Reducing readmissions…oops!

     On April 15th, AIM just wrapped up one of its many QI projects, this one looking at decreasing readmission rates for four major diagnoses (MI, CHF, COPD, & pneumonia) through 4 specific interventions. It was a great project, involving many people over multiple disciplines. We added staff to provide more in depth discharge planning at the bedside. The pharmacists were involved making phone calls after discharge to go over med issues & also did med rec prior to discharge. Home health visits for every patient enrolled in the project also took place. So far, it looks like we will have reduced the rates of readmissions for CHF, MI, pneumonia, & COPD by about 25-30%!
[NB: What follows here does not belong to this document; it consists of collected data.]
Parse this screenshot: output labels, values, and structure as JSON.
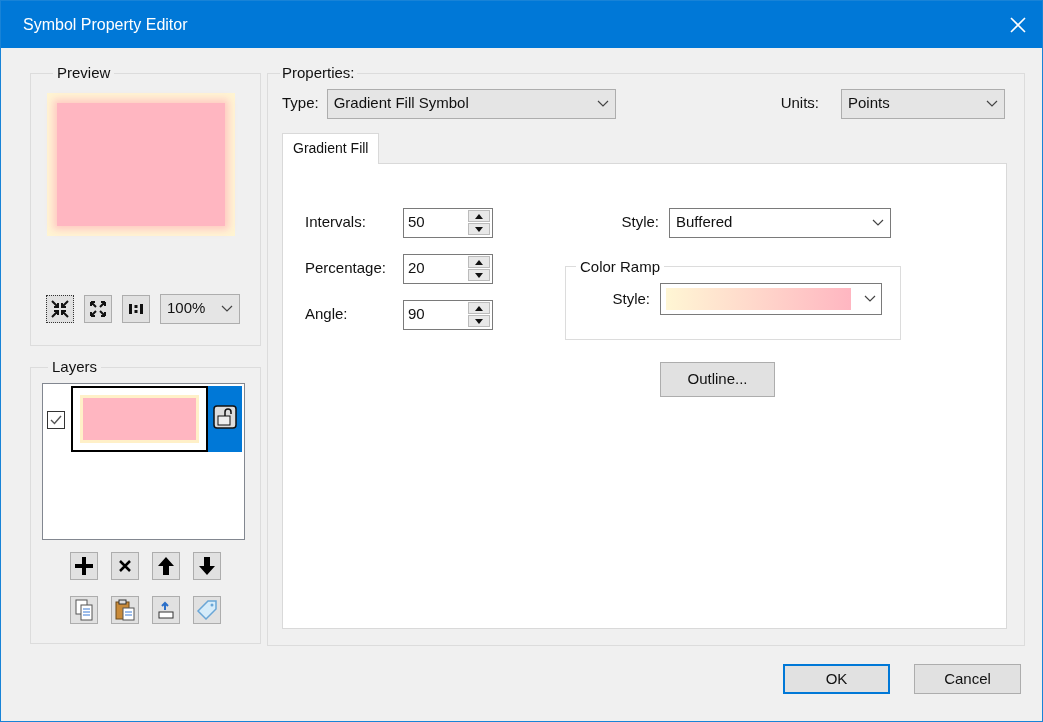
{
  "window": {
    "title": "Symbol Property Editor"
  },
  "preview": {
    "label": "Preview",
    "zoom": "100%"
  },
  "layers": {
    "label": "Layers",
    "items": [
      {
        "checked": true,
        "selected": true
      }
    ]
  },
  "properties": {
    "label": "Properties:",
    "type_label": "Type:",
    "type": "Gradient Fill Symbol",
    "units_label": "Units:",
    "units": "Points",
    "tabs": [
      {
        "label": "Gradient Fill",
        "selected": true
      }
    ],
    "fields": [
      {
        "label": "Intervals:",
        "value": "50"
      },
      {
        "label": "Percentage:",
        "value": "20"
      },
      {
        "label": "Angle:",
        "value": "90"
      }
    ],
    "style_label": "Style:",
    "style": "Buffered",
    "color_ramp": {
      "label": "Color Ramp",
      "style_label": "Style:"
    },
    "outline_button": "Outline..."
  },
  "buttons": [
    {
      "label": "OK",
      "default": true
    },
    {
      "label": "Cancel",
      "default": false
    }
  ]
}
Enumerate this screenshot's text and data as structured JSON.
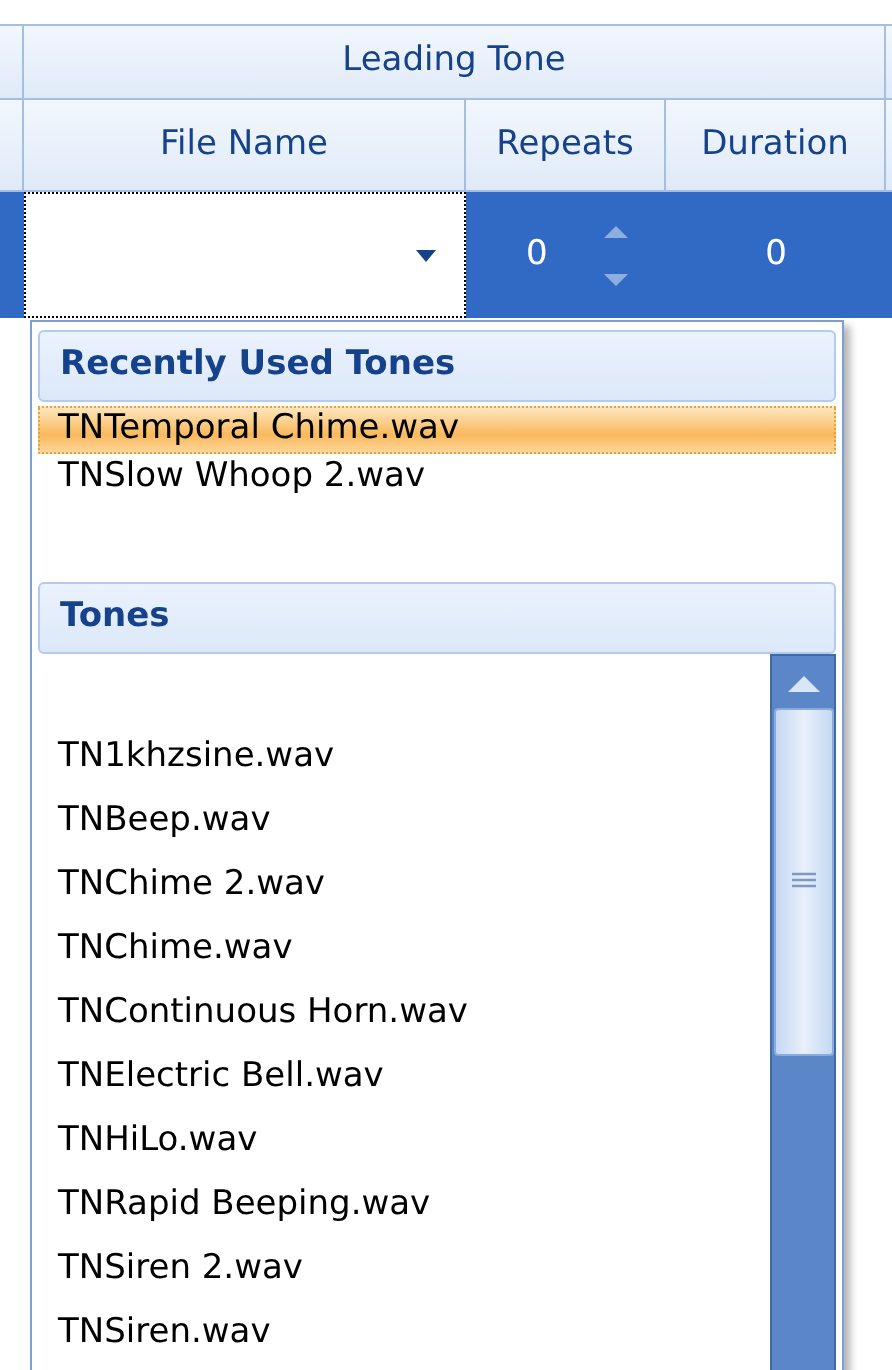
{
  "grid": {
    "group_header": "Leading Tone",
    "columns": [
      "File Name",
      "Repeats",
      "Duration"
    ],
    "row": {
      "repeats": "0",
      "duration": "0",
      "selected": true
    }
  },
  "dropdown": {
    "sections": [
      {
        "title": "Recently Used Tones",
        "scrollable": false,
        "items": [
          {
            "label": "TNTemporal Chime.wav",
            "selected": true
          },
          {
            "label": "TNSlow Whoop 2.wav",
            "selected": false
          }
        ]
      },
      {
        "title": "Tones",
        "scrollable": true,
        "items": [
          {
            "label": "TN1khzsine.wav",
            "selected": false
          },
          {
            "label": "TNBeep.wav",
            "selected": false
          },
          {
            "label": "TNChime 2.wav",
            "selected": false
          },
          {
            "label": "TNChime.wav",
            "selected": false
          },
          {
            "label": "TNContinuous Horn.wav",
            "selected": false
          },
          {
            "label": "TNElectric Bell.wav",
            "selected": false
          },
          {
            "label": "TNHiLo.wav",
            "selected": false
          },
          {
            "label": "TNRapid Beeping.wav",
            "selected": false
          },
          {
            "label": "TNSiren 2.wav",
            "selected": false
          },
          {
            "label": "TNSiren.wav",
            "selected": false
          }
        ]
      }
    ]
  }
}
    Here’s the rub: we didn’t do our hospital any favors & in fact, cost them revenue. The ‘problem’ was that our baseline readmission rates were not excessive, around the national average of 18% or so. We were never going to be hit with readmission penalties. What we did, basically, is cost our hospital business. So, was it the right thing to do? I don’t think there is anyone who wouldn’t agree that this project & these interventions were very good things to be doing. This is a prime example of just how difficult the transition from fee-for-service to pay-for-performance will be. Hospitals are not going to embrace these changes if it hurts the bottom line, no matter how much better it is for patient care. ACO’s & other programs are looking at improving the overall health of the population. In all of these models, the hospital is the cost center and the area to take the biggest hits. As a hospitalist, I have been thinking about the somewhat sad realization that if we succeed in these endeavors, then the need for hospitalists will diminish considerably. All for the greater good? Maybe. Then again, we are talking about government programs here. At the rate our government moves, I will be long retired before health care ever becomes that efficient. I hope we get there, though….eventually.